For that kind of stuff, although it comes to primitive searching again, I would recommend compview plugin. It will open up a search window, so you can see the entire line where the search occured and automatically jump to it. Gives a nice overview.
(source: axisym3.net)
Like Robert said Regex will help. In command mode start a regex search by typing the "/" character followed by your regex.
Ctags1 may also be of use to you. It can generate a tag file for a project. This tag file allows a user to jump directly from a function call to it's definition even if it's in another file using "CTRL+]".

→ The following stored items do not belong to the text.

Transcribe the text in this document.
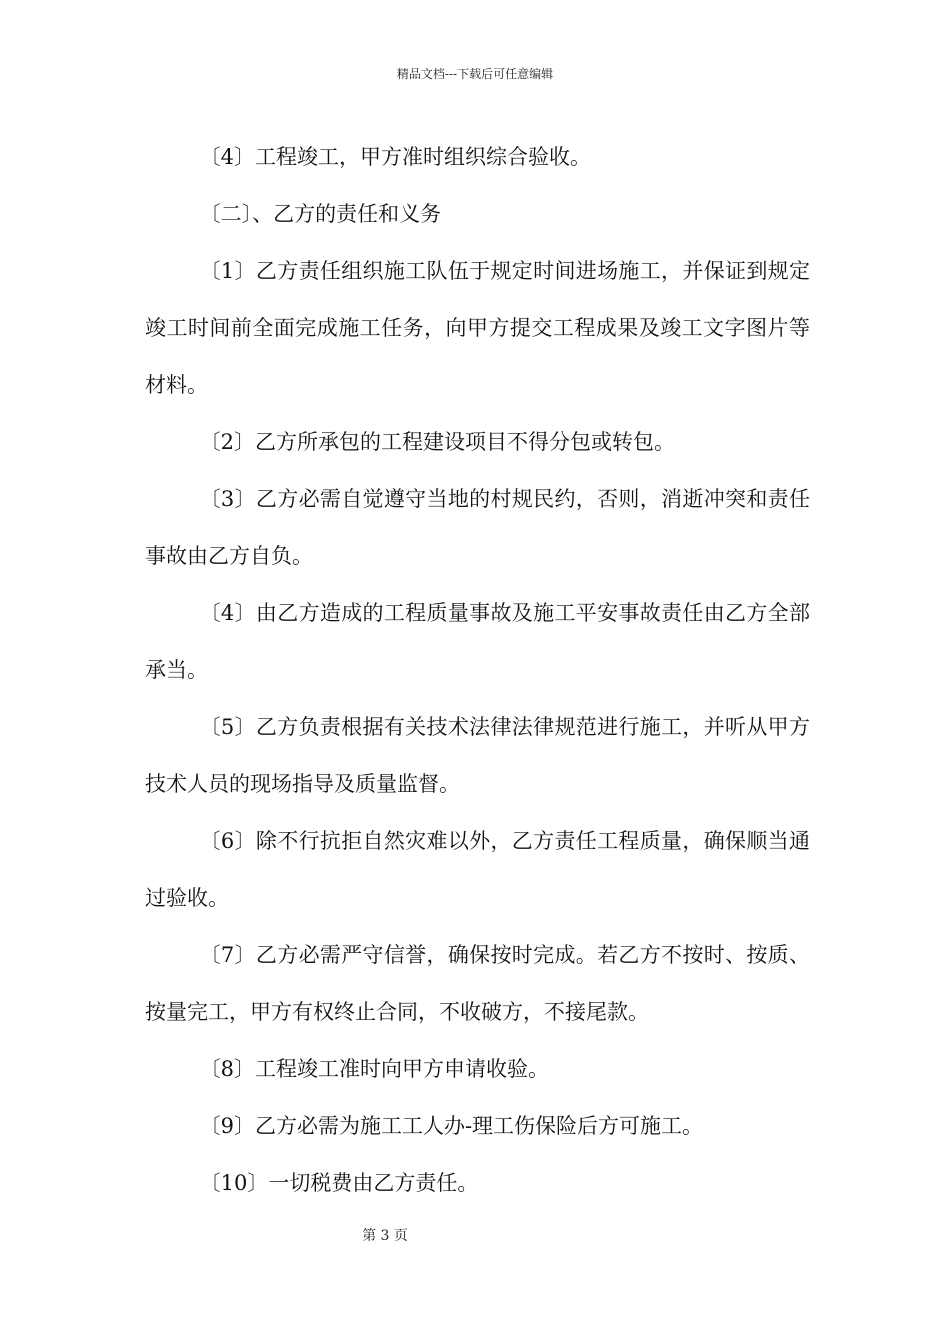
精品文档---下载后可任意编辑

〔4〕工程竣工，甲方准时组织综合验收。

〔二〕、乙方的责任和义务

〔1〕乙方责任组织施工队伍于规定时间进场施工，并保证到规定竣工时间前全面完成施工任务，向甲方提交工程成果及竣工文字图片等材料。

〔2〕乙方所承包的工程建设项目不得分包或转包。

〔3〕乙方必需自觉遵守当地的村规民约，否则，消逝冲突和责任事故由乙方自负。

〔4〕由乙方造成的工程质量事故及施工平安事故责任由乙方全部承当。

〔5〕乙方负责根据有关技术法律法律规范进行施工，并听从甲方技术人员的现场指导及质量监督。

〔6〕除不行抗拒自然灾难以外，乙方责任工程质量，确保顺当通过验收。

〔7〕乙方必需严守信誉，确保按时完成。若乙方不按时、按质、按量完工，甲方有权终止合同，不收破方，不接尾款。

〔8〕工程竣工准时向甲方申请收验。

〔9〕乙方必需为施工工人办-理工伤保险后方可施工。

〔10〕一切税费由乙方责任。

第 3 页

u can use grep -r -n -H JOHN_DOE * it will look for "JOHN_DOE" in the files recursively starting from the current directory
you can use the following code to practically find the function which contains the text expression:
public void findFunction(File file, String expression) {
Reader r = null;
try {
r = new FileReader(file);
} catch (FileNotFoundException ex) {
ex.printStackTrace();
}
BufferedReader br = new BufferedReader(r);
String match = "";
String lineWithNameOfFunction = "";
Boolean matchFound = false;
try {
while(br.read() > 0) {
match = br.readLine();
if((match.endsWith(") {")) ||
(match.endsWith("){")) ||
(match.endsWith("()")) ||
(match.endsWith(")")) ||
(match.endsWith("( )"))) {
// this here is because i guessed that method will start
// at the 0
if((match.charAt(0)!=' ') && !(match.startsWith("\t"))) {
lineWithNameOfFunction = match;
}
}
if(match.contains(expression)) {
matchFound = true;
break;
}
}
if(matchFound)
System.out.println(lineWithNameOfFunction);
else
System.out.println("No matching function found");
} catch (IOException ex) {
ex.printStackTrace();
}
}
i wrote this in JAVA, tested it and works like a charm. has few drawbacks though, but for starters it's fine. didn't add support for multiple functions containing same expression and maybe some other things. try it.